Tosi Martina, Daly Anne, Ashmore Catherine, Pinto Alex, Vijay Suresh, Verduci Elvira, Evans Sharon, MacDonald Anita
Department of Health Sciences, University of Milan, Milan, Italy.
Department of Pediatrics, Vittore Buzzi Children's Hospital, Milan, Italy.
Mol Genet Metab Rep. 2025 Sep 16;45:101252. doi: 10.1016/j.ymgmr.2025.101252. eCollection 2025 Dec.

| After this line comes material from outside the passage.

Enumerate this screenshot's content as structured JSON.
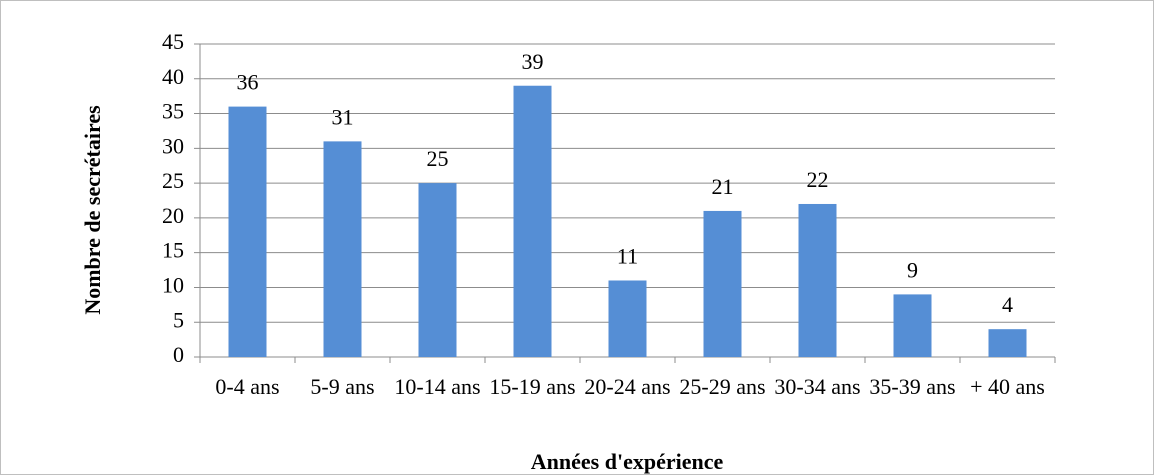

In patients with phenylketonuria (PKU), sapropterin dihydrochloride (sapropterin) lowers blood phenylalanine (Phe) and may enhance Phe tolerance in sapropterin responsive patients. Attention to its administration, particularly the timing, and giving it with food with appropriate macronutrient composition, is important. We describe two boys with PKU who improved their Phe tolerance and metabolic control when they adjusted their method of sapropterin administration. Case 1: aged 7.25 years with mild PKU experienced a 40 % reduction in blood Phe after a 30-day sapropterin trial (20 mg/kg). Initially, he took sapropterin once daily dissolved in water. This increased his protein tolerance from 26 g to 50 g/day and reduced his protein equivalent from protein substitute to 20 g/day. His blood Phe was a median of 230 μmol/L (range: 130-300). After six months, twice-daily dosing further improved his protein tolerance to 60 g/day, with a lower median blood Phe (130 μmol/L, range: 80-220). By age 8 years, he swallowed tablets intact with meals, ate an unrestricted protein intake (∼80 g/day), stopped protein substitute, maintained excellent metabolic control with perceived cognitive improvement. Case 2: a boy who aged 4.992 years with mild PKU had a 33 % reduction in blood Phe after a 30-day sapropterin (20 mg/kg) trial. Initially, he took sapropterin once daily dissolved in water, increasing his protein tolerance from 14 g to 55 g/day, and reducing protein equivalent from protein substitute to 20 g/day. Median blood Phe was 240 μmol/L (range: 120-320). At age 6.92 years, twice-daily dosing and swallowing intact tablets further lowered his blood Phe, to a mean of 130 μmol/L (range: 100-130). He stopped dietary protein restriction and protein substitute intake. These case studies showed clinical and dietary benefits with adjustment of sapropterin administration. It was unclear if the improvements observed were associated with twice daily sapropterin administration, attention to taking it with fat containing meals, swallowing the tablets intact, or a combination of these. Further research to monitor the efficacy and safety of administration change is necessary.